Data-Driven Disaster Response: Smart Message Classification System.
As a Udemy Data Scientist Nanodegree Program student, I'm tasked with solving the Disaster Response Pipeline Project and publishing the results.
This project aims to revolutionize disaster response by developing an intelligent system that rapidly categorizes and routes incoming messages to appropriate relief agencies. Using advanced NLP and machine learning, it provides instant multi-category classification through a user-friendly web interface, enabling swift and efficient resource allocation. The goal is to significantly improve disaster management effectiveness, ultimately saving more lives and minimizing crisis impact through data-driven response strategies.

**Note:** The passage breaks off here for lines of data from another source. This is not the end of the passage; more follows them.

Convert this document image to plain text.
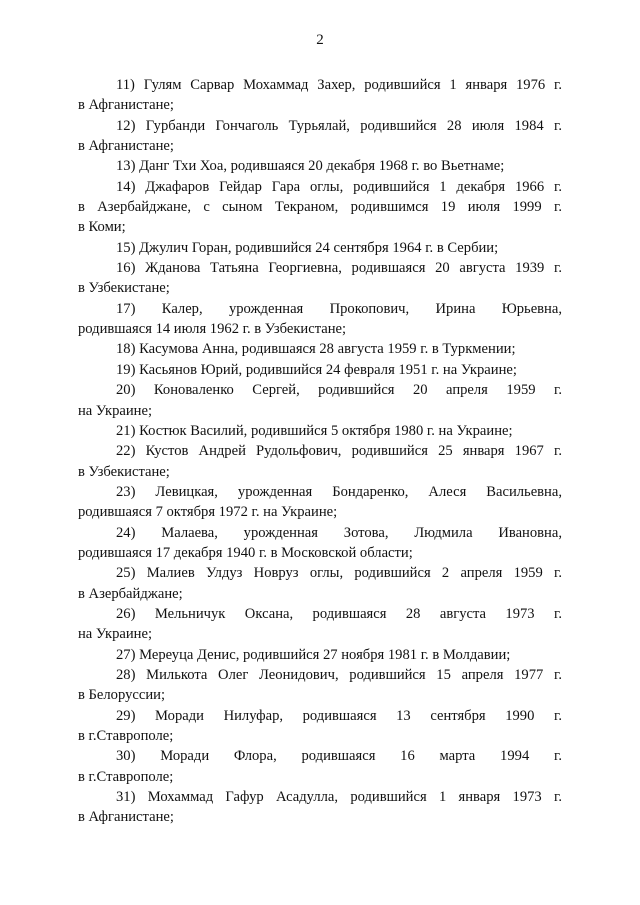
2
11) Гулям Сарвар Мохаммад Захер, родившийся 1 января 1976 г.
в Афганистане;
12) Гурбанди Гончаголь Турьялай, родившийся 28 июля 1984 г.
в Афганистане;
13) Данг Тхи Хоа, родившаяся 20 декабря 1968 г. во Вьетнаме;
14) Джафаров Гейдар Гара оглы, родившийся 1 декабря 1966 г.
в Азербайджане, с сыном Текраном, родившимся 19 июля 1999 г.
в Коми;
15) Джулич Горан, родившийся 24 сентября 1964 г. в Сербии;
16) Жданова Татьяна Георгиевна, родившаяся 20 августа 1939 г.
в Узбекистане;
17) Калер, урожденная Прокопович, Ирина Юрьевна,
родившаяся 14 июля 1962 г. в Узбекистане;
18) Касумова Анна, родившаяся 28 августа 1959 г. в Туркмении;
19) Касьянов Юрий, родившийся 24 февраля 1951 г. на Украине;
20) Коноваленко Сергей, родившийся 20 апреля 1959 г.
на Украине;
21) Костюк Василий, родившийся 5 октября 1980 г. на Украине;
22) Кустов Андрей Рудольфович, родившийся 25 января 1967 г.
в Узбекистане;
23) Левицкая, урожденная Бондаренко, Алеся Васильевна,
родившаяся 7 октября 1972 г. на Украине;
24) Малаева, урожденная Зотова, Людмила Ивановна,
родившаяся 17 декабря 1940 г. в Московской области;
25) Малиев Улдуз Новруз оглы, родившийся 2 апреля 1959 г.
в Азербайджане;
26) Мельничук Оксана, родившаяся 28 августа 1973 г.
на Украине;
27) Мереуца Денис, родившийся 27 ноября 1981 г. в Молдавии;
28) Милькота Олег Леонидович, родившийся 15 апреля 1977 г.
в Белоруссии;
29) Моради Нилуфар, родившаяся 13 сентября 1990 г.
в г.Ставрополе;
30) Моради Флора, родившаяся 16 марта 1994 г.
в г.Ставрополе;
31) Мохаммад Гафур Асадулла, родившийся 1 января 1973 г.
в Афганистане;
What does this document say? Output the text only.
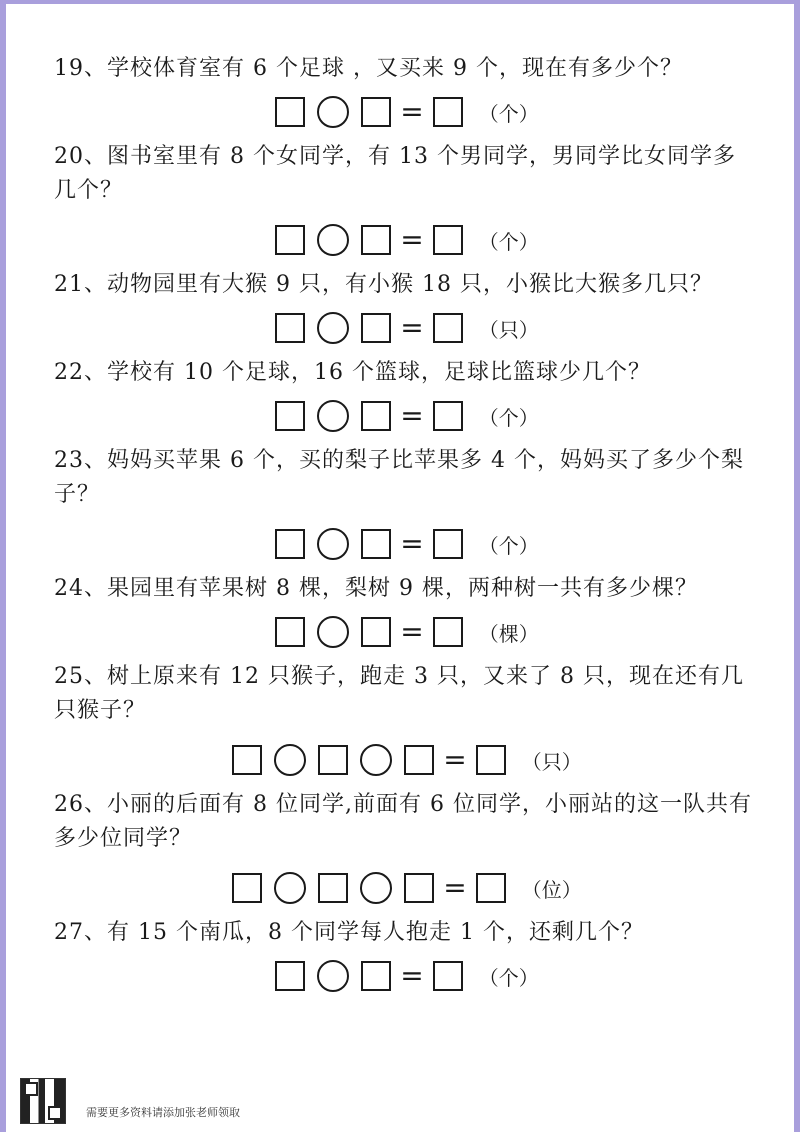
19、学校体育室有 6 个足球 ，又买来 9 个，现在有多少个？

=	（个）

20、图书室里有 8 个女同学，有 13 个男同学，男同学比女同学多几个？

=	（个）

21、动物园里有大猴 9 只，有小猴 18 只，小猴比大猴多几只？

=	（只）

22、学校有 10 个足球，16 个篮球，足球比篮球少几个？

=	（个）

23、妈妈买苹果 6 个，买的梨子比苹果多 4 个，妈妈买了多少个梨子？

=	（个）

24、果园里有苹果树 8 棵，梨树 9 棵，两种树一共有多少棵？

=	（棵）

25、树上原来有 12 只猴子，跑走 3 只，又来了 8 只，现在还有几只猴子？

=	（只）

26、小丽的后面有 8 位同学,前面有 6 位同学，小丽站的这一队共有多少位同学？

=	（位）

27、有 15 个南瓜，8 个同学每人抱走 1 个，还剩几个？

=	（个）
需要更多资料请添加张老师领取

This project applies data engineering skills to analyze disaster data from Appen and build a model for an API that classifies disaster messages. The main components include:
- ETL Pipeline: Processes and cleans disaster message data, storing it in a SQLite database. (data/process_data.py)
- ML Pipeline: Develops a machine learning model to categorize disaster messages (models/train_classifier.py).
- Flask Web App: Provides an interface for emergency workers to input new messages and receive classification results (app/run.py).
Key features:
- Real-time classification of disaster messages
- Data visualizations of the disaster response data
- Utilizes NLP and machine learning techniques
The project showcases:
- Data pipeline development
- Machine learning model creation
- Web application deployment
- Clean, organized code structure
The notebook and source code are available here:
- Blog post: https://blog.anibalhsanchez.com/en/blogging/87-data-driven-disaster-response-smart-message-classification-system.html
- Repository: https://github.com/anibalsanchez/disaster-response-pipeline-project
Prepare the Environment
- Clone the repository
Set up Database and Model
Run these commands in the project's root directory:
- ETL Pipeline (data cleaning and database storage):
python data/process_data.py data/disaster_messages.csv data/disaster_categories.csv data/DisasterResponse.db > process_data.log
- ML Pipeline (model training and saving):
python models/train_classifier.py data/DisasterResponse.db models/classifier.pkl > train_classifier.log
Launch the Web Application
- Navigate to the app directory:
cd app
- Start the Flask server:
python run.py
Access the Web Interface
- Open your browser and go to:
http://localhost:3001
Ensure all file paths are correct before running scripts. The web app may take a moment to load due to data processing.
For convenience, the project contains the Lando development container definition in the .lando.yml
file. To start the environment, execute:
lando start
✔ Container disasterresponsepipelineproject_python_1 Started 0.1s
* Serving Flask app 'run'
* Debug mode: on
WARNING: This is a development server. Do not use it in a production deployment. Use a production WSGI server instead.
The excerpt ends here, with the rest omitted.